Edição 265
Com uma visão comparativa entre mercados internacionais, o ex-diretor do Banco Interamericano de Desenvolvimento (BID) e ex-secretário do Tesouro Nacional, Joaquim Levy ressalta a necessidade urgente de destravar os investimentos na infraestrutura do país como uma das principais mudanças do novo governo Dilma. Ao lado da retomada do equilíbrio fiscal, o executivo que atualmente é diretor superintendente da Bradesco Asset Management (Bram) aponta a falta de uma poupança doméstica mais robusta como uma das principais fragilidades da economia brasileira.

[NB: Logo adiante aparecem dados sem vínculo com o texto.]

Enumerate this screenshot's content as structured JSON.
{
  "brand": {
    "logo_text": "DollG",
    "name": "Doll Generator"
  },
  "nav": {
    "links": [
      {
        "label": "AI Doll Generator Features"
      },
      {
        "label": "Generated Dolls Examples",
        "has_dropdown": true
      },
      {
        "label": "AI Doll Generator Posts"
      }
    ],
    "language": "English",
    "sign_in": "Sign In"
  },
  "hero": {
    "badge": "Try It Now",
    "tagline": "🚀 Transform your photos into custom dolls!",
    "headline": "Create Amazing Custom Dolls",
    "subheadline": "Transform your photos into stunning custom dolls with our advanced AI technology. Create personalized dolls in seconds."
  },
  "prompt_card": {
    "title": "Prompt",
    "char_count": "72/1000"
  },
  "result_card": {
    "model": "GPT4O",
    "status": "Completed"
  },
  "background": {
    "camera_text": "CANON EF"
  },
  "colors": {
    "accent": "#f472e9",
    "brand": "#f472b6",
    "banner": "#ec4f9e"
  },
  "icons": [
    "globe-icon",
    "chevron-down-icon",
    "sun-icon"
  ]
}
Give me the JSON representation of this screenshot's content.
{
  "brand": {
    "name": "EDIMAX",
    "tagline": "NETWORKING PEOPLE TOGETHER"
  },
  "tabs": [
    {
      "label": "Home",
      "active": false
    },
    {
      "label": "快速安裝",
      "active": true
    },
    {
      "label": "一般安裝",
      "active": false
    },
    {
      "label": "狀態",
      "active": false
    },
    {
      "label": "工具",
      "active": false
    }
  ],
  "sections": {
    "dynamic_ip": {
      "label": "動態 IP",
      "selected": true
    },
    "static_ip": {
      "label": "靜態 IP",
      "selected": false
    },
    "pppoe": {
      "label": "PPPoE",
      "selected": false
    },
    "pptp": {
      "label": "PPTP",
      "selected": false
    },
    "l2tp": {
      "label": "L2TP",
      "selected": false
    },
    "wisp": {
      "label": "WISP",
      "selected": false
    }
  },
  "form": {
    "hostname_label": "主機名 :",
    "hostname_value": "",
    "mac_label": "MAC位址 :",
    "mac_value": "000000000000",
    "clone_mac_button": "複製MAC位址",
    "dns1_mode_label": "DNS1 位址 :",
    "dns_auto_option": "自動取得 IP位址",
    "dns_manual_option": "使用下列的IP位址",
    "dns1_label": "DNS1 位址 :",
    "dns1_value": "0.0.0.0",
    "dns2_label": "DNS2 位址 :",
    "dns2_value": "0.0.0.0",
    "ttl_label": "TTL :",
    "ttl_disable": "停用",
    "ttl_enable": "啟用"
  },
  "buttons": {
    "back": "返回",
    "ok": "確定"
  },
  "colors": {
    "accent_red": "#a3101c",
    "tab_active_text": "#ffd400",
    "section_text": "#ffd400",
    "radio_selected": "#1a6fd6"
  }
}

“Estamos tentando aumentar o investimento sem aumentar muito a poupança doméstica…”, diz Levy em entrevista exclusiva para a Investidor Institucional. Por isso, ele define que o governo deveria definir uma linha de ação em relação à formação de poupança doméstica e às ações necessárias para impulsionar os investimentos no setor produtivo. Os desafios são maiores diante de um cenário de menor crescimento da economia chinesa, bem diferente do início do primeiro mandato de Dilma em 2010. Levy cita o exemplo australiano, onde o novo governo percebeu as mudanças no cenário mundial e tem incentivado os investimentos no setor produtivo aliado a um aperto fiscal importante.
Confira entrevista na íntegra:
Investidor Institucional – O que deve ser mudado no novo governo?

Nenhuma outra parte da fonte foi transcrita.